My quest started in the early 2000's when the local newspaper reorganized the comics page, removing some of my favorite strips. I started reading the missing strips online and decided to create a single page for them. A colleague had developed a tag processor as a servlet, so I used his tag that would extract the nth image from a page and embed it in a new page. This technique worked well for awhile and only needed adjustments occasionally.
The machine learning system is described in on The Comics Miner page and will not be discussed further.
In 2011, I tried to use two other packages: HtmlUnit and forklabs-javaxpcom. The former did not render pages, so I could not extract the page location of images. The forklabs code was built on JavaXPCOM. I started using the code at about the time Mozilla announced that JavaXPCOM would no longer be supported.
I finally used Crowbar as a model and produced a XULRunner application that would allow multiple concurrent, distributed Gecko parsers to run. The parsers were accessed via sockets and could run on any machine that supported XULRunner. A Java library was developed to manage the processes, send requests, capture output, and handle anomalous situations.

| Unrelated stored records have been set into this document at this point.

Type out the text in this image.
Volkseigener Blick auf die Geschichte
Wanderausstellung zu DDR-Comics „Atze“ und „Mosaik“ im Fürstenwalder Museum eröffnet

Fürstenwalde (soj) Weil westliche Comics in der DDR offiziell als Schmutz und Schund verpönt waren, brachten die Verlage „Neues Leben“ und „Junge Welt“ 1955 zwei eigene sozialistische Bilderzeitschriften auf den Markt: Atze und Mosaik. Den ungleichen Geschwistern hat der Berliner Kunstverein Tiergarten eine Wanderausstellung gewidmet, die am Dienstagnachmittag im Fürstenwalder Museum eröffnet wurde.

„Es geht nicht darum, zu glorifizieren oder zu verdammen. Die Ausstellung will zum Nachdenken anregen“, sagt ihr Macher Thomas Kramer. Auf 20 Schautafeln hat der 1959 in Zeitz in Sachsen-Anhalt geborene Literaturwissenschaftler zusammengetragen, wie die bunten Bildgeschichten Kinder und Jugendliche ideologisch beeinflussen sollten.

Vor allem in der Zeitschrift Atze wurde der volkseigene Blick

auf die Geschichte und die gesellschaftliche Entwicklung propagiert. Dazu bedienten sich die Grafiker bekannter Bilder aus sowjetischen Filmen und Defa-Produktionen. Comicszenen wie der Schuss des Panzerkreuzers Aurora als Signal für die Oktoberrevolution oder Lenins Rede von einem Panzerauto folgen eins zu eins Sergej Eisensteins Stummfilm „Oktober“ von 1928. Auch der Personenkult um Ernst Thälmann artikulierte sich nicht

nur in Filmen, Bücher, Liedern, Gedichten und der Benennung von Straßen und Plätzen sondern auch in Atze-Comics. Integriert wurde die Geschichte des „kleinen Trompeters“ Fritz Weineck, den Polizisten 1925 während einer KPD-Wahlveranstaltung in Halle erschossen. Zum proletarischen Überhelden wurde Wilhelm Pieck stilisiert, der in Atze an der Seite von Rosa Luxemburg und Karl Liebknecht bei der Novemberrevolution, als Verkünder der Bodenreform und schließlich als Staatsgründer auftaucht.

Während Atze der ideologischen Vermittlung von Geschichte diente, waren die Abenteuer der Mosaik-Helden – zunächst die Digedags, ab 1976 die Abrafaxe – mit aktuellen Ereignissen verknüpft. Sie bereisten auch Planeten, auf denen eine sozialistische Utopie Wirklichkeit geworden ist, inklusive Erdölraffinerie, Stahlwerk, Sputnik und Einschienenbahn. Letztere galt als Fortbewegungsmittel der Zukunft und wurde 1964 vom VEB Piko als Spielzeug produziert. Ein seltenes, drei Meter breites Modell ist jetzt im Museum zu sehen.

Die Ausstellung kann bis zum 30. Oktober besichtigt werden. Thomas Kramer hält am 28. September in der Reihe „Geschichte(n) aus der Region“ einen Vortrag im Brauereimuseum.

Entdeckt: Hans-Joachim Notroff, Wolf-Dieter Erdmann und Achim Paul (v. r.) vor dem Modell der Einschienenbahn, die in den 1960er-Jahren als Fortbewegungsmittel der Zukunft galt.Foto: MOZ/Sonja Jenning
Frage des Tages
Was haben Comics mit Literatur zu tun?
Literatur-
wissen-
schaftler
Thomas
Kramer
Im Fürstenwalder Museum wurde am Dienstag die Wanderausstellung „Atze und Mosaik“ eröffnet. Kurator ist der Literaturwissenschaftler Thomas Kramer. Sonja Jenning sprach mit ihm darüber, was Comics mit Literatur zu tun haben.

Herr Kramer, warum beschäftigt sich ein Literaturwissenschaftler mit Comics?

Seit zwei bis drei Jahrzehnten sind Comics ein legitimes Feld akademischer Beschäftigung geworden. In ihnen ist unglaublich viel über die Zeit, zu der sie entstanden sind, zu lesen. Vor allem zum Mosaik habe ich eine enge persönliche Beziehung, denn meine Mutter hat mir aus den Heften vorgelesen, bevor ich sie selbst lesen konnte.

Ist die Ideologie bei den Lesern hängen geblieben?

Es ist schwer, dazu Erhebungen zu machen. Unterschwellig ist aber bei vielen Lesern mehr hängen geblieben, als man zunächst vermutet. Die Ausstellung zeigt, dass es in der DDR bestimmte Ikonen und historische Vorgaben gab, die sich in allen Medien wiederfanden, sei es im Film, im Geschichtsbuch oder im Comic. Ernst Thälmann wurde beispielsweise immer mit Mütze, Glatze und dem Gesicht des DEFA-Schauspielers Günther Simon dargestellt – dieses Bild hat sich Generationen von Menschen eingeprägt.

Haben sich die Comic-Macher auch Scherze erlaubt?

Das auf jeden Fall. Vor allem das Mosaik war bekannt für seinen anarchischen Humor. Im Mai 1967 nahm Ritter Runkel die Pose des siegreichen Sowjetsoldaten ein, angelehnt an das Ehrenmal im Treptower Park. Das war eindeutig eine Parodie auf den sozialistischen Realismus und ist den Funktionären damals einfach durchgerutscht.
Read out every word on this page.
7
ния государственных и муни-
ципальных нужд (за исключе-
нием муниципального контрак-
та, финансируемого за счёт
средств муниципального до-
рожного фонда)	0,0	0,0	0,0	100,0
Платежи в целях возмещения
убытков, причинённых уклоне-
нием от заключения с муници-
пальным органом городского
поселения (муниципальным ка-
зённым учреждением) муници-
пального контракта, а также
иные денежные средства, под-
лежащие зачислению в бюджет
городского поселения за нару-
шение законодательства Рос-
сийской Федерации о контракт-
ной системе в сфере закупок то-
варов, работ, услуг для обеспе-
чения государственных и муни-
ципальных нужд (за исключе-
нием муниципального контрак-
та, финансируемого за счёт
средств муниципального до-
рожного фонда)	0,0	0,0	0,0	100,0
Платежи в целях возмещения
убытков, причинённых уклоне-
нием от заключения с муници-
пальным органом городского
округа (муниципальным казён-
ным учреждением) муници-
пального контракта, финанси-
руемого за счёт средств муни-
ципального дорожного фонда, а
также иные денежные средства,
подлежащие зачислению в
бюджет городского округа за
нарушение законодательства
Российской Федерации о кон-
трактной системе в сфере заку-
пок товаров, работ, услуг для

The parsers operated in three modes. In the first, the page would be rendered, and a list of images would be returned along with the image source URL, size, and page location. In the second mode, only the HREF attributes of anchor tags would be returned. In the final mode, the full DOM, modified to include the location of page objects, would be returned. I named this parser the Hip Dragon Parser (HDP) with the "dragon" referring to the Mozilla dragon icon.
The parsers could not be run headless on Windows XP, but under Linux, they could be run headless using a virtual frame buffer. Under Windows 7, the system runs headless when launched as a scheduled task, so I suspect there is a way to run the parsers in headless mode when launched in normal mode.
The system was stable with versions of XULRunner up to version 16. With version 17 and above, the parsers would intermittently crash or lock up. I made several attempts to debug the code, even building a version of XULRunner from scratch. But I eventually abandoned the hope of running newer versions of XULRunner. Embedding is mostly not supported by Mozilla, which makes obtaining help more difficult.
I am using the The Chromium Embedded Framework (CEF3) to build the parser. CEF3 is a C library with a C++ wrapper layer. There are also bindings for other languages including Java and C#. The best approach would have been for me to write my wrapper in C++ to maintain the high level of portability that HDP has; however, I decided not to relearn a language I hadn't used in years. The Java bindings did not seem to have the power I needed, so I decided to build my code in C#. The issue of portability might be resolved as Microsoft has announced plans to port .NET to Linux and OS/X or by using Mono.
Multiple parsers can run concurrently on one or more machines. The production version of the code runs headless; however, I have an experimental version that runs inside a Windows form. This version is useful for viewing the causes of slow page loads.
The image above this text shows the CrHDP monitor. CrHDP is running on two hosts. The first has eight parsers running, while the second has four parsers. The data mining application and the monitor GUI run on the first machine. Each row in the display gives the port number on which the parser is listening for requests, a status box, and a user-supplied tag identifying the site being parsed. A yellow box means the parser is busy while a white box means the parser is idle. Other colors represent error conditions.
The current version of the code is based on the CEF 3 2454 branch and was completed in November of 2015. The version fixed a bug where temporary files were not deleted.
I decided to build a version of CrHDP that would run under Linux. Because
of some support issues for CefGlue under Linux and questions about Linux
.Net support, I decided to implement Linux CrHDP in C++. The implementation
is based on the cefsimple sample program that comes with the distribution
of CEF3. As of 5/2017, I have a working version of Linux CrHDP that has
all the features of the Windows version.